2020 started off with a flurry of testing to get to the bottom of what was going on. Test after test came back negative, which was both a relief and a source of frustration and fear due to not knowing exactly what was going on, or if things were going to get better. What I did know was that I could control my diet and my training. I had immediately stopped drinking alcohol after the initial diagnosis in December. By the end of January I had also stopped drinking soda, and adopted a mostly meat and vegetables diet. Training continued to be very tough with the anemia, but I slowly got back into a regular routine and was feeling like my lungs were coming back a little bit each week.
By late spring I had lost 35-40 pounds and my bloodwork was showing improvements. Late July marked another 20 pounds off, I was off the blood thinners, my liver enzymes were back in the normal range, and iron levels were improving, but still on the low side. My last round of bloodwork this fall showed everything back within normal ranges. A dietary iron supplement is the only thing I’m taking at this point, and I’ll continue to monitor the iron levels going forward. I’ve lost 70 pounds from my heaviest point last year.

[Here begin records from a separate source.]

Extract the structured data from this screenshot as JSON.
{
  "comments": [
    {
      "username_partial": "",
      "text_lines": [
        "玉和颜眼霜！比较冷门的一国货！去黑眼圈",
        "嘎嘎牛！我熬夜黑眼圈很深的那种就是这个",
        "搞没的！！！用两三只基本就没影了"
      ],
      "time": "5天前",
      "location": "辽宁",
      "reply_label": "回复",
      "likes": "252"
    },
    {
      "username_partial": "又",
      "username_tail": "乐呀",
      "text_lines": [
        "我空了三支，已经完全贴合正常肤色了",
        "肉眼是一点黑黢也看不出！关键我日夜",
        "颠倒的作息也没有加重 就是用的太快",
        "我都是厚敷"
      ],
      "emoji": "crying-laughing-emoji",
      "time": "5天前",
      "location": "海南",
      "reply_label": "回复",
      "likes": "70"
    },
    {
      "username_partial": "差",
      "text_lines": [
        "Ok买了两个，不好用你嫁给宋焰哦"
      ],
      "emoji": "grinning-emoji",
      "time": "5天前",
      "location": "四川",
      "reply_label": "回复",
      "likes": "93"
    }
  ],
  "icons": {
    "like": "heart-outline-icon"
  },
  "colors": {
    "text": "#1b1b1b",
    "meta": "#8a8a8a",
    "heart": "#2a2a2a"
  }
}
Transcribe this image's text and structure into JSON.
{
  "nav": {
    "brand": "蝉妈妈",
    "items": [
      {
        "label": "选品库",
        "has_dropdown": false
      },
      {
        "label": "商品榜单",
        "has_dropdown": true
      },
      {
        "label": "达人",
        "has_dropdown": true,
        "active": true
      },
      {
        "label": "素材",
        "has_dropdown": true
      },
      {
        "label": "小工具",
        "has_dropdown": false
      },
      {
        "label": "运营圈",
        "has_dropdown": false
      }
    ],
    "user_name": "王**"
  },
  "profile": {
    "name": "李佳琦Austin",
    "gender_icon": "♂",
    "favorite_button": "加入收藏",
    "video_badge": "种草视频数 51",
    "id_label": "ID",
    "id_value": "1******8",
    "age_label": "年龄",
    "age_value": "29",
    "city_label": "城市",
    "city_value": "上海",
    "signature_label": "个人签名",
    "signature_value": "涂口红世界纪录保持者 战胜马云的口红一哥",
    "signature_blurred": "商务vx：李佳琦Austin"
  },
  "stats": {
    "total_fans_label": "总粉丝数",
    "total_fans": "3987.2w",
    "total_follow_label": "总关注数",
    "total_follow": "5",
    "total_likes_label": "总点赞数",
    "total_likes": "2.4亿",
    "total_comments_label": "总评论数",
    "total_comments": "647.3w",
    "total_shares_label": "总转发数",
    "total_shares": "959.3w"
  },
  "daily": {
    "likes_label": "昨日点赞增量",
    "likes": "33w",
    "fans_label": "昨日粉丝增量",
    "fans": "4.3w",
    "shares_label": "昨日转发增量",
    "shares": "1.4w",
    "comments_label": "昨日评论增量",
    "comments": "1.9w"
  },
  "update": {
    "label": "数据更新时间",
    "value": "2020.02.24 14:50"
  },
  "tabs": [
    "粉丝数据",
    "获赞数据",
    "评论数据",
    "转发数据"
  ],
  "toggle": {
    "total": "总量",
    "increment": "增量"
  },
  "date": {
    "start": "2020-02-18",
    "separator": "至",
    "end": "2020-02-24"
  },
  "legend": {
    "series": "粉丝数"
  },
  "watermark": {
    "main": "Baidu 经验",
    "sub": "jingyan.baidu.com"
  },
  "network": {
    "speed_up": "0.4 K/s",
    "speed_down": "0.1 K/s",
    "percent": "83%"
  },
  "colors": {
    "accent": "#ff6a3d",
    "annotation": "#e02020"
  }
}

None of the scans and scopes and various other tests ever did reveal a smoking gun. As far as I can tell, I healed whatever was wrong by pulling my head out of my ass and re-adopting some proper diet and exercise.
Conversely, my doctor is baffled, and keeps telling me I’m a miracle case. As if completely changing my eating habits, giving up alcohol, dropping 70 pounds and getting back to a regular training schedule has little impact on the general function and well-being of the system. In defense of my doctor, our health care system isn’t exactly inundated with patients that are willing to make a serious effort to turn their health around. My appointments were at her office inside of a cancer treatment center. Each time I went in for a follow-up visit I would pass other patients standing outside the front door, smoking. The Self-Bullshit is a powerful drug, folks.
Look, I’m not saying that exercising and eating well all the time should be simple and easy. It’s obviously not, and I know that as well as anyone. Training consistently is hard. Practicing good nutrition is really hard. And don’t even get me started on tobacco and alcohol. The point I want to make: If you’re adding to the difficulty of managing these issues by accepting your own excuses for why it’s ok to not be disciplined and make good choices, you’re setting yourself up for a big fall.
I keep coming back to a discussion with the first doctor I saw in the urgent care clinic. She was reviewing my vitals and looking at my leg and asking me some general questions about my recent health. At that point I was already pretty sure that I had a blood clot, and potentially something even worse. I was scared, and the weight of the situation hit me like a truth serum.
She noted that my blood pressure was high, and asked if that was a new issue. Hell, she even offered me an excuse by throwing out the idea of white coat syndrome. I could have bought into that, and easily added half a dozen excuses of my own as to what caused me to end up as a 300-plus pound, hypertensive, pre-diabetic, critically anemic man with a painful blood clot in his right leg. But I didn’t. Instead, I dropped the bullshit and laid it all out. I told her about how my crappy eating habits and lack of training had caused a significant amount of weight gain over the last two years, and doubly so over the last six to eight months. I told her how much I drank. I told her that I knew my blood pressure and blood glucose were both high. I told her about the chest pains and the shortness of breath. She gave a little laugh and looked up from her notes, “Wow, you’re pretty honest, huh?”
I replied, “I haven’t been up to this point, but now I’m getting there.”